MIC-DKFZ / nnUNet

Apache License 2.0
5.83k stars 1.75k forks source link

Unexpected Convergence Dynamics in nnUNet with Increasing Epochs #2474

Open ndebs opened 2 months ago

ndebs commented 2 months ago

Hello,

My team and I have encountered an unusual issue regarding the convergence dynamics of nnUNet. Initially, we trained nnUNet for 2000 epochs and observed the following learning curve:

progress_2000epochs

Given the trend of the metrics (in green), we concluded that the network had not fully converged, so we retrained the model from scratch (using the same dataset and train/val splits), this time specifying 3000 epochs. The resulting curve was as follows:

progress_3000epochs

Once again, based on the metric curve, we decided to extend the training duration. We then retrained the network (again on the same data) for 5000 epochs from scratch and obtained this progress curve:

progress_5000epochs

It appears that even after 5000 epochs, the training has not fully converged.
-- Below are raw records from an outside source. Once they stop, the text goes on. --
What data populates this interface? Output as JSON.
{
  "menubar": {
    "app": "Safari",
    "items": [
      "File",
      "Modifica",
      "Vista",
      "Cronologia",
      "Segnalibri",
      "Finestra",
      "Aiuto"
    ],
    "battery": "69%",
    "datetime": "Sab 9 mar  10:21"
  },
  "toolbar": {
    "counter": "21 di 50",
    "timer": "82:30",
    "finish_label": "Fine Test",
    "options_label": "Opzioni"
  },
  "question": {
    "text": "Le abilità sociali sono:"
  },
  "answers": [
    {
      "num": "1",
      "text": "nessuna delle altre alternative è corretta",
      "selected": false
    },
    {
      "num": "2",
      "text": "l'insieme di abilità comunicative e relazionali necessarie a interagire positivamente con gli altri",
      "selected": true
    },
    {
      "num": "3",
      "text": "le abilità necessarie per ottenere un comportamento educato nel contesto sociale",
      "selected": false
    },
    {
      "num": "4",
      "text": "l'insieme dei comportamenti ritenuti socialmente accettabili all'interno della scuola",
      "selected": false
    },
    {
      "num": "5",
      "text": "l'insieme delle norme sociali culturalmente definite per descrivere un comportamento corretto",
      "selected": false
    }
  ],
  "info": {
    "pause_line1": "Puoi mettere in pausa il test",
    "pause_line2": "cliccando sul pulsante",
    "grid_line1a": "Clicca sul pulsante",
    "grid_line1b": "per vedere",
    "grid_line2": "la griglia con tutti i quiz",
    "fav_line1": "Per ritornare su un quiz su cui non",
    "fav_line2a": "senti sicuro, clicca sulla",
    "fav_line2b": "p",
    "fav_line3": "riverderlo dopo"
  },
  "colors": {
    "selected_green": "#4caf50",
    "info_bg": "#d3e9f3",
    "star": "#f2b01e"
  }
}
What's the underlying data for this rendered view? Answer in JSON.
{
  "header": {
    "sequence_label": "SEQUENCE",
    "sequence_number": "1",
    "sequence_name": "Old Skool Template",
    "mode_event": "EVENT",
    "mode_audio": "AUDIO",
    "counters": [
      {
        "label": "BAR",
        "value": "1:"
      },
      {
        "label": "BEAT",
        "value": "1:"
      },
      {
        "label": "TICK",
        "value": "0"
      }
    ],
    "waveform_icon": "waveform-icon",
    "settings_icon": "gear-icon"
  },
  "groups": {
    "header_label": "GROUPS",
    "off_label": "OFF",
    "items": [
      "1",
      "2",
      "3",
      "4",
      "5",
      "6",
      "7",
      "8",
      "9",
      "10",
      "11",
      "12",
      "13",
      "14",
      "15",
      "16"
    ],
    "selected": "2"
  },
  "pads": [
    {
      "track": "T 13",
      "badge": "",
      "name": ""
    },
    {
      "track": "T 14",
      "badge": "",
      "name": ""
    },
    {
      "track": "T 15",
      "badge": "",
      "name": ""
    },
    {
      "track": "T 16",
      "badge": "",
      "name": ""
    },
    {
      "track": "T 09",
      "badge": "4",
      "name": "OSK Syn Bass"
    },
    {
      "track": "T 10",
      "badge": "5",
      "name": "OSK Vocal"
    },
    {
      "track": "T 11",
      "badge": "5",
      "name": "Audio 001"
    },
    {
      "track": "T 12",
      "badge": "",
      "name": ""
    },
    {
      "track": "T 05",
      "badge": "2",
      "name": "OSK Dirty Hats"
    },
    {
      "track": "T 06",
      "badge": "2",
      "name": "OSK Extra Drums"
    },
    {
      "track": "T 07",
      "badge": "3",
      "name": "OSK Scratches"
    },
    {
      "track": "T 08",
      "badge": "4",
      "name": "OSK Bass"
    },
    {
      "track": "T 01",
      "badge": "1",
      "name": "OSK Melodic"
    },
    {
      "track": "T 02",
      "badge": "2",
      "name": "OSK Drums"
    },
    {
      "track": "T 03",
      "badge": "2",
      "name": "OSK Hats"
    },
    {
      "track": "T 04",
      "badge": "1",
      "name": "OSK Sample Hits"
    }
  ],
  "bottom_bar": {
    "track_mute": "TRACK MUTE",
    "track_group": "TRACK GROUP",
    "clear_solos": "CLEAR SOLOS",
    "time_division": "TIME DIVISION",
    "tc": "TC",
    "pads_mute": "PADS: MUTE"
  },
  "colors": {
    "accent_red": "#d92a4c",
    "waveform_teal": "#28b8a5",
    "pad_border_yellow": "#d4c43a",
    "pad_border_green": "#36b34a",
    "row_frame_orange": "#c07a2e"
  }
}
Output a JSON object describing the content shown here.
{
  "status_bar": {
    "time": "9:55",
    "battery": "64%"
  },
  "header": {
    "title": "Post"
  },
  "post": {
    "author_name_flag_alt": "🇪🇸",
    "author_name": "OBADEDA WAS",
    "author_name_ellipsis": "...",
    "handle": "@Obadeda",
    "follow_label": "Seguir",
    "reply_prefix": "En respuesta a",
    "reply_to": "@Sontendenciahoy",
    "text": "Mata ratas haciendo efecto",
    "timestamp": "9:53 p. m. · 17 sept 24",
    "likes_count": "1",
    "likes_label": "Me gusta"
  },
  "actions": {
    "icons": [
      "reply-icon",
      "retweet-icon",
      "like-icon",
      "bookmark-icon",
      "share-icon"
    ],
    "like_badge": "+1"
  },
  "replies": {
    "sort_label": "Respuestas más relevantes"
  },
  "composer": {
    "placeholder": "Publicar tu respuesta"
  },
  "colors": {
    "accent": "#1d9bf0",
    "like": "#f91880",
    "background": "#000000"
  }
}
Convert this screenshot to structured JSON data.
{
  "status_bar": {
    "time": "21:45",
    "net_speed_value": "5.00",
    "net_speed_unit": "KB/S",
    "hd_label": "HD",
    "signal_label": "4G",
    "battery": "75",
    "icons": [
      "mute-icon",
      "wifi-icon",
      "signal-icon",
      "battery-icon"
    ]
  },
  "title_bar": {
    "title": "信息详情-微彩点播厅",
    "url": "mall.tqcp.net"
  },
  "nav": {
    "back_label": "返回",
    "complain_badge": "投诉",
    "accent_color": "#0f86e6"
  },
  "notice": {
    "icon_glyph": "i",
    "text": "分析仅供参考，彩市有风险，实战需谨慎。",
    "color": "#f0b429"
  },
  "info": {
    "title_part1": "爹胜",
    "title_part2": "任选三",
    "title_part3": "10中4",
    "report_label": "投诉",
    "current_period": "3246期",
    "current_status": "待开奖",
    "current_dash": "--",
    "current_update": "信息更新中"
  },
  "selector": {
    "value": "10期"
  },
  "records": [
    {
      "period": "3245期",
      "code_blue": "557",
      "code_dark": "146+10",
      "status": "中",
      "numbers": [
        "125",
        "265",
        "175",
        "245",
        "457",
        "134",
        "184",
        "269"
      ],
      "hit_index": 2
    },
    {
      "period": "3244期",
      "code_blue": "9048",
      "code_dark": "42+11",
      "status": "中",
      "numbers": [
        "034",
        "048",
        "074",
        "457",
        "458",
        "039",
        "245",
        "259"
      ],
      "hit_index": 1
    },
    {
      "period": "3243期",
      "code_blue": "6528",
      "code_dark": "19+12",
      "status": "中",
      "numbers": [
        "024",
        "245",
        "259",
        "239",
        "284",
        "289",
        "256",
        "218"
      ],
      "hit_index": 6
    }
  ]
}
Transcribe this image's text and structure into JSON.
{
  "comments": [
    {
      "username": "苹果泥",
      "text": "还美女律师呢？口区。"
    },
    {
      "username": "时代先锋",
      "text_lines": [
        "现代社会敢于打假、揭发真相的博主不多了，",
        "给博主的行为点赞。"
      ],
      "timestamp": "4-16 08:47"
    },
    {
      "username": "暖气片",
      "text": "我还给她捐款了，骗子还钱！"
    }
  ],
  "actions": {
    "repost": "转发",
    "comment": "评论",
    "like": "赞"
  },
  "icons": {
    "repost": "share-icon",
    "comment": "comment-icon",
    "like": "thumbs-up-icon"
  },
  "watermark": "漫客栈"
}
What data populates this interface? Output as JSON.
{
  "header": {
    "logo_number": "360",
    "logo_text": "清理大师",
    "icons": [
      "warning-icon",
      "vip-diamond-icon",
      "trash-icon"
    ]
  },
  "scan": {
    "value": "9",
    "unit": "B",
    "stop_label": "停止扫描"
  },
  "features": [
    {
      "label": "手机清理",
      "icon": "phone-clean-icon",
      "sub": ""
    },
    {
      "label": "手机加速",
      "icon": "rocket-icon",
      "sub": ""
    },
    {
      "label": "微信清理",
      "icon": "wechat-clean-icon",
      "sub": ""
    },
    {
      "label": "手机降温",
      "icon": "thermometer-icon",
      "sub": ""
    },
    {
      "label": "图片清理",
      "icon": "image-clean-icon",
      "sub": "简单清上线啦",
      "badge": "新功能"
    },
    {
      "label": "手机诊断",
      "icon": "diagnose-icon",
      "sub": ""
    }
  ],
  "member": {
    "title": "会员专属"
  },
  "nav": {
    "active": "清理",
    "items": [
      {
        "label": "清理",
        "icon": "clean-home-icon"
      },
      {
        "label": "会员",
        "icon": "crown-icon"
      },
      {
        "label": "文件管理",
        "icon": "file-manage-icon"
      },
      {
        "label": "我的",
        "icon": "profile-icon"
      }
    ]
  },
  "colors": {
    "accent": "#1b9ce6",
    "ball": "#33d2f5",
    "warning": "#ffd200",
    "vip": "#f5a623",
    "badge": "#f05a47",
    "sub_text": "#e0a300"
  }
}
Additionally, the longer the specified number of epochs, the more time the network takes to reach convergence: the overall metric achieved 0.85 after 2000 epochs in the first experiment, after 3000 epochs in the second experiment, and after 5000 epochs in the third experiment.

Have you encountered this kind of behavior before? Do you have any recommendations? We are considering lowering the initial learning rate (e.g., 10^-3 instead of 10^-2).

Many thanks in advance for your help!

Noëlie

25benjaminli commented 2 months ago

@ndebs as you said, I think this is likely due to the nnunet learning rate scheduler. Reducing the learning rate is certainly an option to see if it would converge better, or you can override the default learning rate scheduler provided by nnunet to decay the LR faster.